In a large saucepan, cover peeled and chopped squash with water. Bring water to a boil and cook until tender, about 15 to 20 minutes. Let cool and mash. Reserve 1 cup for use in this recipe and freeze remainder for later use.
In a small bowl, dissolve yeast in warm water. Let stand until creamy, about 10 minutes.
In a large bowl, combine the yeast mixture with milk, butter, 1 cup mashed squash, 1 egg, brown sugar, salt and 2 cups flour; stir well to combine. Stir in the remaining flour, 1/2 cup at a time, beating well after each addition. When the dough has pulled together, turn it out onto a lightly floured surface and knead until smooth and elastic, about 8 minutes. Lightly oil a large bowl, place the dough in the bowl and turn to coat with oil. Cover with a damp cloth and let rise in a warm place until doubled in volume, about 1 hour.
Deflate the dough and turn it out onto a lightly floured surface. Divide into 6 equal pieces and roll each into a rope about 18 inches long. Take 3 ropes, pinch ends together and then braid ropes together. Pinch ends to seal. Do the same with the other 3 ropes of dough. Place braids on lightly greased baking sheets. Cover and let rise for about 30 minutes. Meanwhile, preheat oven to 350 degrees F (175 degrees C).
In a small bowl, beat together 1 egg and 1 tablespoons water; brush loaves with egg wash. Bake in preheated oven for 20 to 25 minutes. Remove from baking sheets and let cool on a wire rack.
Per Serving: 143 calories; protein 4g; carbohydrates 26.1g; fat 3.1g; cholesterol 25mg; sodium 57.1mg.
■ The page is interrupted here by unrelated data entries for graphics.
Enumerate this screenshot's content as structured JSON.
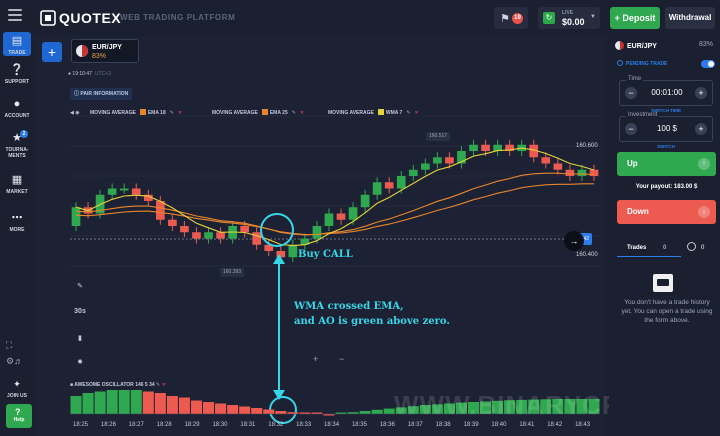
{
  "header": {
    "logo_text": "QUOTEX",
    "platform_label": "WEB TRADING PLATFORM",
    "notifications_count": "19",
    "account_mode": "LIVE",
    "balance": "$0.00",
    "deposit_label": "Deposit",
    "withdrawal_label": "Withdrawal"
  },
  "sidebar": {
    "items": [
      {
        "label": "TRADE",
        "icon": "chart-icon"
      },
      {
        "label": "SUPPORT",
        "icon": "question-icon"
      },
      {
        "label": "ACCOUNT",
        "icon": "user-icon"
      },
      {
        "label": "TOURNA-MENTS",
        "icon": "trophy-icon",
        "badge": "2"
      },
      {
        "label": "MARKET",
        "icon": "cart-icon"
      },
      {
        "label": "MORE",
        "icon": "dots-icon"
      }
    ],
    "join_us_label": "JOIN US",
    "help_label": "Help"
  },
  "chart": {
    "asset_name": "EUR/JPY",
    "asset_payout": "83%",
    "time_readout": "19:10:47",
    "time_zone": "UTC+3",
    "pair_info_label": "PAIR INFORMATION",
    "indicators": [
      {
        "name": "MOVING AVERAGE",
        "type": "EMA",
        "period": "18",
        "color": "#e8852c"
      },
      {
        "name": "MOVING AVERAGE",
        "type": "EMA",
        "period": "25",
        "color": "#e8852c"
      },
      {
        "name": "MOVING AVERAGE",
        "type": "WMA",
        "period": "7",
        "color": "#e6d23a"
      }
    ],
    "tool_interval": "30s",
    "price_high": "160.600",
    "price_low": "160.400",
    "current_price_tag": "160.542",
    "high_box": "160.517",
    "low_box": "160.393",
    "ao_label": "AWESOME OSCILLATOR",
    "ao_params": [
      "146",
      "5",
      "34"
    ],
    "time_labels": [
      "18:25",
      "18:26",
      "18:27",
      "18:28",
      "18:29",
      "18:30",
      "18:31",
      "18:32",
      "18:33",
      "18:34",
      "18:35",
      "18:36",
      "18:37",
      "18:38",
      "18:39",
      "18:40",
      "18:41",
      "18:42",
      "18:43"
    ],
    "zoom_plus": "+",
    "zoom_minus": "−",
    "annotation_buy": "Buy CALL",
    "annotation_reason_1": "WMA crossed EMA,",
    "annotation_reason_2": "and AO is green above zero.",
    "watermark": "WWW.BINARYCRYPTO.COM",
    "colors": {
      "up": "#2fa84f",
      "down": "#ec5a50",
      "wma": "#e6d23a",
      "ema": "#e8852c",
      "annotation": "#38d5e8"
    }
  },
  "chart_data": {
    "type": "candlestick",
    "candles": [
      [
        160.46,
        160.49
      ],
      [
        160.49,
        160.48
      ],
      [
        160.48,
        160.51
      ],
      [
        160.51,
        160.52
      ],
      [
        160.52,
        160.52
      ],
      [
        160.52,
        160.51
      ],
      [
        160.51,
        160.5
      ],
      [
        160.5,
        160.47
      ],
      [
        160.47,
        160.46
      ],
      [
        160.46,
        160.45
      ],
      [
        160.45,
        160.44
      ],
      [
        160.44,
        160.45
      ],
      [
        160.45,
        160.44
      ],
      [
        160.44,
        160.46
      ],
      [
        160.46,
        160.45
      ],
      [
        160.45,
        160.43
      ],
      [
        160.43,
        160.42
      ],
      [
        160.42,
        160.41
      ],
      [
        160.41,
        160.43
      ],
      [
        160.43,
        160.44
      ],
      [
        160.44,
        160.46
      ],
      [
        160.46,
        160.48
      ],
      [
        160.48,
        160.47
      ],
      [
        160.47,
        160.49
      ],
      [
        160.49,
        160.51
      ],
      [
        160.51,
        160.53
      ],
      [
        160.53,
        160.52
      ],
      [
        160.52,
        160.54
      ],
      [
        160.54,
        160.55
      ],
      [
        160.55,
        160.56
      ],
      [
        160.56,
        160.57
      ],
      [
        160.57,
        160.56
      ],
      [
        160.56,
        160.58
      ],
      [
        160.58,
        160.59
      ],
      [
        160.59,
        160.58
      ],
      [
        160.58,
        160.59
      ],
      [
        160.59,
        160.58
      ],
      [
        160.58,
        160.59
      ],
      [
        160.59,
        160.57
      ],
      [
        160.57,
        160.56
      ],
      [
        160.56,
        160.55
      ],
      [
        160.55,
        160.54
      ],
      [
        160.54,
        160.55
      ],
      [
        160.55,
        160.54
      ]
    ],
    "ao": [
      0.6,
      0.7,
      0.75,
      0.8,
      0.8,
      0.8,
      0.75,
      0.7,
      0.6,
      0.55,
      0.45,
      0.4,
      0.35,
      0.3,
      0.25,
      0.2,
      0.15,
      0.1,
      0.06,
      0.03,
      0.0,
      -0.02,
      0.02,
      0.06,
      0.1,
      0.14,
      0.18,
      0.22,
      0.26,
      0.3,
      0.32,
      0.35,
      0.38,
      0.4,
      0.42,
      0.44,
      0.46,
      0.47,
      0.48,
      0.49,
      0.5,
      0.5,
      0.5,
      0.5
    ],
    "ao_colors": [
      "up",
      "up",
      "up",
      "up",
      "up",
      "up",
      "down",
      "down",
      "down",
      "down",
      "down",
      "down",
      "down",
      "down",
      "down",
      "down",
      "down",
      "down",
      "down",
      "down",
      "down",
      "down",
      "up",
      "up",
      "up",
      "up",
      "up",
      "up",
      "up",
      "up",
      "up",
      "up",
      "up",
      "up",
      "up",
      "up",
      "up",
      "up",
      "up",
      "up",
      "up",
      "up",
      "up",
      "up"
    ],
    "ylim": [
      160.38,
      160.62
    ]
  },
  "right_panel": {
    "asset_name": "EUR/JPY",
    "asset_pct": "83%",
    "pending_trade_label": "PENDING TRADE",
    "time_label": "Time",
    "time_value": "00:01:00",
    "switch_time_label": "SWITCH TIME",
    "investment_label": "Investment",
    "investment_value": "100 $",
    "switch_label": "SWITCH",
    "up_label": "Up",
    "payout_label": "Your payout: 183.00 $",
    "down_label": "Down",
    "trades_tab_label": "Trades",
    "trades_count": "0",
    "clock_count": "0",
    "empty_message": "You don't have a trade history yet. You can open a trade using the form above."
  }
}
The best flavour of the flour could make a real difference to your bread. Different brands do vary. Extra-strong or Canadian flours, which are naturally higher in gluten, may give you a better rise than standard bread flours – especially if you’re make wholemeal bread , which not always getting bigger as well as white bread.
To made this in a breadmaker , add all the menus to your breadmaker and follow the manufacturer’s instructions.
A dough’s first rising can be make in the fridge overnight . This slows down the time it takes to rise to double its size, giving it a deeper flavour. It’s also a great limit , as you can start it yesterday , then clear it off the next day.